Fundamentally this is entirely about consensual interactions. Right now, the demarcation point between user interests and website/server/company interests is the communications protocol itself. Your computer represents your interests, my computer represents my interests, and they possibly communicate with each other while still representing each of our interests. Remote parties that you're communicating with being able to verify what code you are running means they are then able to dictate what code you must run, even when it undermines your interests. Your only recourse becomes to not communicate, which doesn't work in our world of imbalanced power relationships. Computing's revolutionary spark of personal autonomy gets shoved back in the bottle as far as the Web is concerned.
> centralized gate keepers determining what we can do with our systems. Or at least, that will be the default unless you can get grandpa's old TPM-free linux laptop working again
There's some nuance here. Likely you will still be able to "jail break" new devices, or even root them in a supported way like Google's current Android devices. But doing so will make the device useless for accessing any website that insists on performing the verification. So sure, you can keep on using your nonstandard development environments just fine - most of the Web will be unavailable to it though.

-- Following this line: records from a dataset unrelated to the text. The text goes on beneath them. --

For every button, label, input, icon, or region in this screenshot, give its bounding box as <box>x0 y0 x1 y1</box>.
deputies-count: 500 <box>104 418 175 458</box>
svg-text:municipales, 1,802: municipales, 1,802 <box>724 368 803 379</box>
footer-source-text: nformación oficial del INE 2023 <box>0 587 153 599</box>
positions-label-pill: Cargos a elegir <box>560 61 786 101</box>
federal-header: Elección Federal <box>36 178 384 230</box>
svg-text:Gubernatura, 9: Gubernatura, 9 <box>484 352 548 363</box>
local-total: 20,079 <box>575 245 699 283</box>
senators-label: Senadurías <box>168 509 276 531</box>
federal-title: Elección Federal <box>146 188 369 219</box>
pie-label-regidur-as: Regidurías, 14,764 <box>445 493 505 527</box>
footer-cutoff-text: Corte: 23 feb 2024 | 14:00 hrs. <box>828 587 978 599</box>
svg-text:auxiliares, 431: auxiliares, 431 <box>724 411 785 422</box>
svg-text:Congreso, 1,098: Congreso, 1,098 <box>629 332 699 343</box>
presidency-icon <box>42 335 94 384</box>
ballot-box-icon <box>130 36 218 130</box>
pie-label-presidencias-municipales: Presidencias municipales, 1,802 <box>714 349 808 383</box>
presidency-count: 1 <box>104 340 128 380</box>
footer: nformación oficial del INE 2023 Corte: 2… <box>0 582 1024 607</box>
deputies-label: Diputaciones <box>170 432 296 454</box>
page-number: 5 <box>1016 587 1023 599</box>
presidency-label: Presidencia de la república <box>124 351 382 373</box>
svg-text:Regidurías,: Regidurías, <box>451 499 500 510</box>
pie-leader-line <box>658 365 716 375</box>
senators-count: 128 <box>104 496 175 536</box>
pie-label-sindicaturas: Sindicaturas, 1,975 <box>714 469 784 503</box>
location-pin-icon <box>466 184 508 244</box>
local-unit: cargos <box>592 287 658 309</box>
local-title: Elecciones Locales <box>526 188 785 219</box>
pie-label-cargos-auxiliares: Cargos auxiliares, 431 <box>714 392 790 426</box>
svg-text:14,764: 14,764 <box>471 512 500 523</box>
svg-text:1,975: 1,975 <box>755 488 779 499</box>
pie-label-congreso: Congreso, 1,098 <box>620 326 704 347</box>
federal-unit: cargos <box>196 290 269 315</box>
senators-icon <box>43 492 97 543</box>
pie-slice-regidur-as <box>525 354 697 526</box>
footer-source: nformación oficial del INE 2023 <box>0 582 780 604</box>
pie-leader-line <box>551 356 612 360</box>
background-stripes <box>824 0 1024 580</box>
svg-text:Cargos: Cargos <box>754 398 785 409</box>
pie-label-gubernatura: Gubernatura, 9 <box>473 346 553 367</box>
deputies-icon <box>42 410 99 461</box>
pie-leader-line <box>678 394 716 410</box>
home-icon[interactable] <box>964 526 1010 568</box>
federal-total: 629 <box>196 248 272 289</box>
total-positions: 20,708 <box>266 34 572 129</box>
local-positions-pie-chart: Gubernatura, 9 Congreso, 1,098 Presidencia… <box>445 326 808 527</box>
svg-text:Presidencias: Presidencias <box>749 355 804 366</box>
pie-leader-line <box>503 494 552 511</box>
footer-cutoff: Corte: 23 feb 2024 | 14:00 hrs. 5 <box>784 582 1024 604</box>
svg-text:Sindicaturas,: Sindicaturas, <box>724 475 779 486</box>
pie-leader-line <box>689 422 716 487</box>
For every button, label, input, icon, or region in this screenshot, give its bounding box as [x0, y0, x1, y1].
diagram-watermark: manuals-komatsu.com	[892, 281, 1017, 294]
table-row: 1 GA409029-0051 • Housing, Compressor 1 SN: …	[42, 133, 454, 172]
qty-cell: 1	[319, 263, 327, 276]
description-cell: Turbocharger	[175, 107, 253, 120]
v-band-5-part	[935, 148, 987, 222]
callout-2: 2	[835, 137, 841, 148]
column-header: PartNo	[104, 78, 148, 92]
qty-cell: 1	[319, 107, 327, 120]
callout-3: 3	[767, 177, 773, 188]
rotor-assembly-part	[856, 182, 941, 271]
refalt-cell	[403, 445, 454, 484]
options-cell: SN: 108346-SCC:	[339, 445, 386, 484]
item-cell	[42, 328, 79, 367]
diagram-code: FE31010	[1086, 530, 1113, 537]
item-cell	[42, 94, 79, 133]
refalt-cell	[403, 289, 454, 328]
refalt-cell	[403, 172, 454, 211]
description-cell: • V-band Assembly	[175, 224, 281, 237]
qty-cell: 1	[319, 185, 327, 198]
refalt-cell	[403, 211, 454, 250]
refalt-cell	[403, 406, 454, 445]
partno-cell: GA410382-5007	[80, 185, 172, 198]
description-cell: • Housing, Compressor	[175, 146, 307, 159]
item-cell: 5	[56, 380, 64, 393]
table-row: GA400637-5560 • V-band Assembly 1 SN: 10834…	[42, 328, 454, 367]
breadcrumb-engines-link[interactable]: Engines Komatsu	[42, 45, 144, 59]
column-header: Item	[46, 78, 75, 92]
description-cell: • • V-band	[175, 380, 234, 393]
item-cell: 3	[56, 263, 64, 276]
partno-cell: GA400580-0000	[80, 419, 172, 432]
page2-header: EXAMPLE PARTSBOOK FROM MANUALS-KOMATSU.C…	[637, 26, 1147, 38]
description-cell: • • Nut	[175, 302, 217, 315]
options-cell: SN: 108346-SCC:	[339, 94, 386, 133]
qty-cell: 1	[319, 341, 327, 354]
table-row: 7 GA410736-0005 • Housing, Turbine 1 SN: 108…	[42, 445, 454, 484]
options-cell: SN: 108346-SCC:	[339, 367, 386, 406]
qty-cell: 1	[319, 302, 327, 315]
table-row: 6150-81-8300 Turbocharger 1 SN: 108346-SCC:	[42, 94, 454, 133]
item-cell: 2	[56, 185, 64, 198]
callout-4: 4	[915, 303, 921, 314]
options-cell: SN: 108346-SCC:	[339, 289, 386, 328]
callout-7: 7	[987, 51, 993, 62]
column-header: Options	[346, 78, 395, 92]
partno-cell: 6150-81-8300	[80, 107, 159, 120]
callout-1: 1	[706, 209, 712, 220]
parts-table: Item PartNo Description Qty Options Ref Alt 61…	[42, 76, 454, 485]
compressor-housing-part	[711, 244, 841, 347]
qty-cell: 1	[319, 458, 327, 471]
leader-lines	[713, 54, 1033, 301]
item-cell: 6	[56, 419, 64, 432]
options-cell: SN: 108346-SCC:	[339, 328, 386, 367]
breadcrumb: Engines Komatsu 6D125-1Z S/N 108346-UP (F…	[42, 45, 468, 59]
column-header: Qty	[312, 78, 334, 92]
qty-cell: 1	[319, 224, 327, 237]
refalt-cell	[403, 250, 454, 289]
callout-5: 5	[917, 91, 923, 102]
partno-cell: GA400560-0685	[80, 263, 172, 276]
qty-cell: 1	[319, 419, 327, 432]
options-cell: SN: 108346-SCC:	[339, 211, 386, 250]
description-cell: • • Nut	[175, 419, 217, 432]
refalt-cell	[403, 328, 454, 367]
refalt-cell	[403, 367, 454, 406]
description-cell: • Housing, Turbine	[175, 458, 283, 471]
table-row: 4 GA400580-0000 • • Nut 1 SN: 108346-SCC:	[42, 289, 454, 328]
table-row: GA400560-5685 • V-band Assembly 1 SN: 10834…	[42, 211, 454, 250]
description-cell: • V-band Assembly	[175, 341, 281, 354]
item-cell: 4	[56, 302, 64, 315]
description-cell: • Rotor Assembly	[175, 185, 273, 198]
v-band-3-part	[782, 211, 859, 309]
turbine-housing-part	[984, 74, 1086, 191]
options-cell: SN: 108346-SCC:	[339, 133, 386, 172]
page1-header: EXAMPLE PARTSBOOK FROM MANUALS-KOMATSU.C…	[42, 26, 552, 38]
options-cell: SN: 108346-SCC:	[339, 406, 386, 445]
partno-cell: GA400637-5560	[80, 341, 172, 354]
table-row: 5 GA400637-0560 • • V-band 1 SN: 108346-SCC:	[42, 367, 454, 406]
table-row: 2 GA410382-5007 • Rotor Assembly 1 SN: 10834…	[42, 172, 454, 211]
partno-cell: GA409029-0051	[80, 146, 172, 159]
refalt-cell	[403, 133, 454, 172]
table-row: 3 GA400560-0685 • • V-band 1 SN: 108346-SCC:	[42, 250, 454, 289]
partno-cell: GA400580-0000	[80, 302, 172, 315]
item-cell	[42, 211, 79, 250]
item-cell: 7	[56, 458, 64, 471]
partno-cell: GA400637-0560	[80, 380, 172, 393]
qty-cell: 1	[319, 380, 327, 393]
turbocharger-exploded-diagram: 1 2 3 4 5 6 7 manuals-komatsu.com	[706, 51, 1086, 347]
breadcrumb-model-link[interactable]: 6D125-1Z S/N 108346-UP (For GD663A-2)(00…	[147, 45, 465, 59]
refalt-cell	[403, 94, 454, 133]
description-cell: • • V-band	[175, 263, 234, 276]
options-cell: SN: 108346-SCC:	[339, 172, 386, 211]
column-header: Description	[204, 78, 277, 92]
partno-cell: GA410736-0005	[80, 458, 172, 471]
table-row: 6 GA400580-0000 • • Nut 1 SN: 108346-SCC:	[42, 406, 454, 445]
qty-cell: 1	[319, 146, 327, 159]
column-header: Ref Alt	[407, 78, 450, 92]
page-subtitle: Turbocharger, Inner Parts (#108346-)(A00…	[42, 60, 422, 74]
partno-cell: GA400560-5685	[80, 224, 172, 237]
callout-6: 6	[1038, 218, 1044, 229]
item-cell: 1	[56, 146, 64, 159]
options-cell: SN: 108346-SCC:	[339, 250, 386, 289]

You will just need a second WebTV like device for accessing banking websites, then shopping websites, then news websites. As I said, anywhere that currently pops up CAPTCHAs when browsing from less-surveillable IPs is a good indicator for the eventual adoption path. Said device will implement all the restrictions the website publishers can dream of - ads, lack of copy/paste, no screenshots, no access by VNC, no browser extensions, no protection from corporate surveillance, etc.
> And even if you do, you won't be able to connect it to the future internet to do anything real
That's a long way off and doesn't have any technical connection to this proposal. But one can imagine this proposal being one step in a chain of developments/legislation that brings us to that point.